Enterprise spokesman Rick Rainey told NGI the pipeline’s starting incremental takeaway capacity is 1.8 Bcf/d and that producers have already signed firm 10-year contracts for 1.6 Bcf/d of capacity. He added that the company would need new equipment to expand the pipeline’s capacity to 2.1 Bcf/d, but it was unclear if additional land would also be needed (see Shale Daily, April 26).

“Depending on what the needs of the producers are, we could be in a position to meet their needs,” Rainey said Monday. “We have three compressor stations and we would not have to build another one. We would just need to add more horsepower at the existing facilities.”

Originally envisioned as a 249-mile pipeline with 30- and 36-inch diameter sections, Rainey said the project’s size and capacity was expanded and its configuration changed to include 20-, 24-, 36- and 42-inch diameter sections based upon interest from producers. He added that the pipeline was also extended by 20 miles as a result of minor changes in the original proposed route and to accommodate a new pipeline interconnect.

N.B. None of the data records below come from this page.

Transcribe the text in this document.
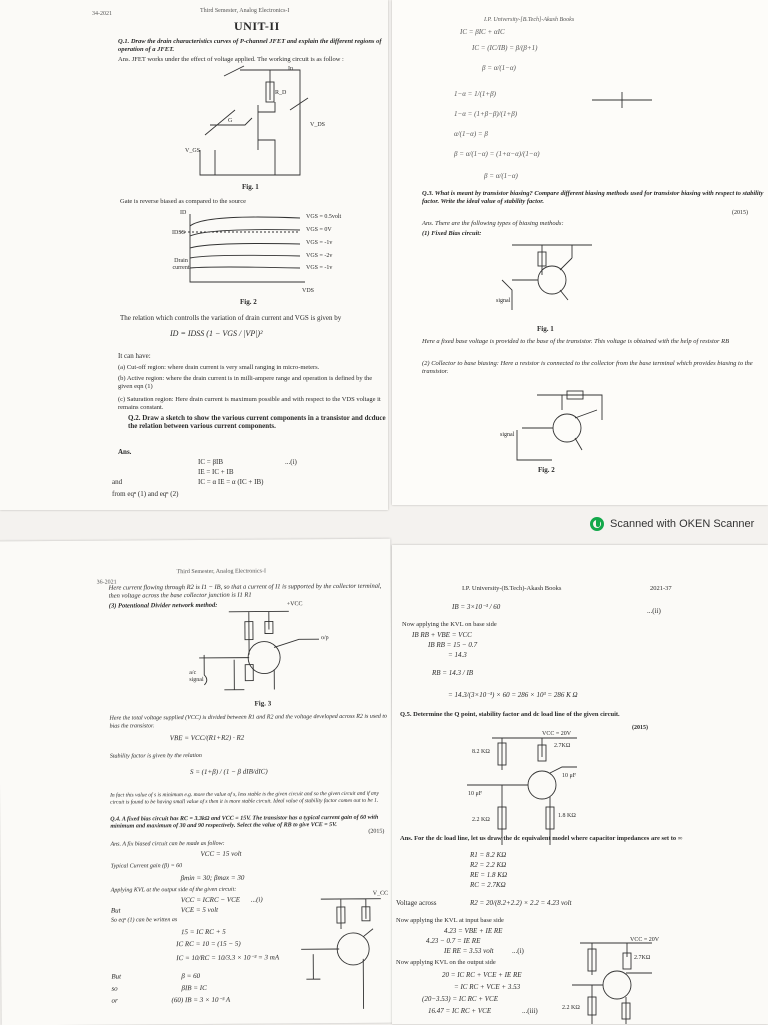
34-2021	Third Semester, Analog Electronics-I
UNIT-II
Q.1. Draw the drain characteristics curves of P-channel JFET and explain the different regions of operation of a JFET.
Ans. JFET works under the effect of voltage applied. The working circuit is as follow :
Iᴅ
R_D
G
V_DS
V_GS
Fig. 1
Gate is reverse biased as compared to the source
ID
IDSS
Drain current
VGS = 0.5volt
VGS = 0V
VGS = -1v
VGS = -2v
VGS = -1v
VDS
Fig. 2
The relation which controlls the variation of drain current and VGS is given by
ID = IDSS (1 − VGS / |VP|)²
It can have:
(a) Cut-off region: where drain current is very small ranging in micro-meters.
(b) Active region: where the drain current is in milli-ampere range and operation is defined by the given eqn (1)
(c) Saturation region: Here drain current is maximum possible and with respect to the VDS voltage it remains constant.
Q.2. Draw a sketch to show the various current components in a transistor and dcduce the relation between various current components.
Ans.
IC = βIB	...(i)
IE = IC + IB
and	IC = α IE = α (IC + IB)
from eqⁿ (1) and eqⁿ (2)
I.P. University-[B.Tech]-Akash Books
IC = βIC + αIC
IC = (IC/IB) = β/(β+1)
β = α/(1−α)
1−α = 1/(1+β)
1−α = (1+β−β)/(1+β)
α/(1−α) = β
β = α/(1−α) = (1+α−α)/(1−α)
β = α/(1−α)
Q.3. What is meant by transistor biasing? Compare different biasing methods used for transistor biasing with respect to stability factor. Write the ideal value of stability factor.
(2015)
Ans. There are the following types of biasing methods:
(1) Fixed Bias circuit:
signal
Fig. 1
Here a fixed base voltage is provided to the base of the transistor. This voltage is obtained with the help of resistor RB
(2) Collector to base biasing: Here a resistor is connected to the collector from the base terminal which provides biasing to the transistor.
signal
Fig. 2
Scanned with OKEN Scanner
36-2021
Third Semester, Analog Electronics-I
Here current flowing through R2 is I1 − IB, so that a current of I1 is supported by the collector terminal, then voltage across the base collector junction is I1 R1
(3) Potentional Divider network method:	+VCC
o/p
a/c signal
Fig. 3
Here the total voltage supplied (VCC) is divided between R1 and R2 and the voltage developed across R2 is used to bias the transistor.
VBE = VCC/(R1+R2) · R2
Stability factor is given by the relation
S = (1+β) / (1 − β dIB/dIC)
In fact this value of s is minimum e.g. more the value of s, less stable is the given circuit and so the given circuit and if any circuit is found to be having small value of s then it is more stable circuit. Ideal value of stability factor comes out to be 1.
Q.4. A fixed bias circuit has RC = 3.3kΩ and VCC = 15V. The transistor has a typical current gain of 60 with minimum and maximum of 30 and 90 respectively. Select the value of RB to give VCE = 5V.
(2015)
Ans. A fix biased circuit can be made as follow:
VCC = 15 volt
Typical Current gain (β) = 60
βmin = 30; βmax = 30
Applying KVL at the output side of the given circuit:
VCC = ICRC − VCE ...(i)
But	VCE = 5 volt
So eqⁿ (1) can be written as
15 = IC RC + 5
IC RC = 10 = (15 − 5)
IC = 10/RC = 10/3.3 × 10⁻³ = 3 mA
But	β = 60
so	βIB = IC
or	(60) IB = 3 × 10⁻³ A
V_CC
I.P. University-(B.Tech)-Akash Books	2021-37
IB = 3×10⁻³ / 60	...(ii)
Now applying the KVL on base side
IB RB + VBE = VCC
IB RB = 15 − 0.7
= 14.3
RB = 14.3 / IB
= 14.3/(3×10⁻³) × 60 = 286 × 10³ = 286 K Ω
Q.5. Determine the Q point, stability factor and dc load line of the given circuit.
(2015)
VCC = 20V
2.7KΩ
8.2 KΩ
10 μF
10 μF
2.2 KΩ
1.8 KΩ
Ans. For the dc load line, let us draw the dc equivalent model where capacitor impedances are set to ∞
R1 = 8.2 KΩ
R2 = 2.2 KΩ
RE = 1.8 KΩ
RC = 2.7KΩ
Voltage across	R2 = 20/(8.2+2.2) × 2.2 = 4.23 volt
Now applying the KVL at input base side
4.23 = VBE + IE RE
4.23 − 0.7 = IE RE
IE RE = 3.53 volt	...(i)
Now applying KVL on the output side
20 = IC RC + VCE + IE RE
= IC RC + VCE + 3.53
(20−3.53) = IC RC + VCE
16.47 = IC RC + VCE	...(iii)
VCC = 20V
2.7KΩ
2.2 KΩ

“In addition to providing producers with a timely and flexible solution, the Acadian Haynesville Extension has also created benefits for the region, the state and the country by providing jobs, additional tax revenues and more supplies of domestic energy,” said Enterprise CEO Michael Creel.

The Haynesville Extension serves as an extension of the existing Acadian system, which provides producers access to more than 150 end-use markets along the Mississippi River industrial corridor between Baton Rouge, LA, and New Orleans, as well as the Henry Hub. The pipeline also features interconnections with 12 interstate pipeline systems and the only southerly bypass of the Perryville Hub.